Developing high-performance adhesives that integrate both strength and flexibility is essential for versatile medical applications; however, achieving both properties simultaneously in a single material remains a challenge. In this study, we introduce polydopamine (PDA) into hydrogel networks to form sacrificial bonds, which consist of multiple types of noncovalent, energy-dissipating interactions under stress, allowing the material to stretch and recover without breaking.
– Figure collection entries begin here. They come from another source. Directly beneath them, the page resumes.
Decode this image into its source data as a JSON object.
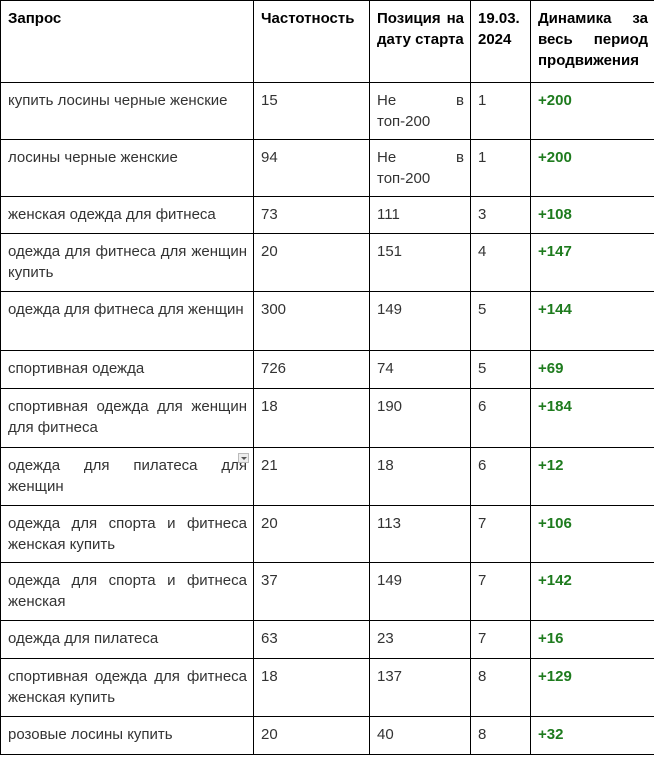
{
  "headers": [
    "Запрос",
    "Частотность",
    "Позиция на дату старта",
    "19.03. 2024",
    "Динамика за весь период продвижения"
  ],
  "colors": {
    "dynamic": "#1e7b1e",
    "border": "#000000"
  },
  "rows": [
    {
      "query": "купить лосины черные женские",
      "freq": "15",
      "start": "Не в топ-200",
      "pos": "1",
      "dyn": "+200"
    },
    {
      "query": "лосины черные женские",
      "freq": "94",
      "start": "Не в топ-200",
      "pos": "1",
      "dyn": "+200"
    },
    {
      "query": "женская одежда для фитнеса",
      "freq": "73",
      "start": "111",
      "pos": "3",
      "dyn": "+108"
    },
    {
      "query": "одежда для фитнеса для женщин купить",
      "freq": "20",
      "start": "151",
      "pos": "4",
      "dyn": "+147"
    },
    {
      "query": "одежда для фитнеса для женщин",
      "freq": "300",
      "start": "149",
      "pos": "5",
      "dyn": "+144"
    },
    {
      "query": "спортивная одежда",
      "freq": "726",
      "start": "74",
      "pos": "5",
      "dyn": "+69"
    },
    {
      "query": "спортивная одежда для женщин для фитнеса",
      "freq": "18",
      "start": "190",
      "pos": "6",
      "dyn": "+184"
    },
    {
      "query": "одежда для пилатеса для женщин",
      "freq": "21",
      "start": "18",
      "pos": "6",
      "dyn": "+12"
    },
    {
      "query": "одежда для спорта и фитнеса женская купить",
      "freq": "20",
      "start": "113",
      "pos": "7",
      "dyn": "+106"
    },
    {
      "query": "одежда для спорта и фитнеса женская",
      "freq": "37",
      "start": "149",
      "pos": "7",
      "dyn": "+142"
    },
    {
      "query": "одежда для пилатеса",
      "freq": "63",
      "start": "23",
      "pos": "7",
      "dyn": "+16"
    },
    {
      "query": "спортивная одежда для фитнеса женская купить",
      "freq": "18",
      "start": "137",
      "pos": "8",
      "dyn": "+129"
    },
    {
      "query": "розовые лосины купить",
      "freq": "20",
      "start": "40",
      "pos": "8",
      "dyn": "+32"
    }
  ]
}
This mechanism not only enables synergistic interactions that enhance both strength and extensibility but also allows for rapid and robust adhesion to various tissue interfaces, effectively sealing defects and stopping bleeding in models of tail, liver, and heart injuries. Additionally, the hydrogels demonstrate excellent antibacterial properties, biocompatibility, and in situ macrophage modulation. In both rat and pig injury models, the hydrogel adhesives efficiently close wounds and accelerate healing. These findings underscore the significant potential of these sacrificially bonded hydrogels for surgical applications, including hemostatic sealing, infection prevention, and sutureless wound closure. Additionally, they could also serve as bioelectronics interfacing materials, enabling the recording and stimulation of physiological activities.

Keywords: adhesive hydrogel; antibacterial; biointerfaces; hemostasis; wound healing.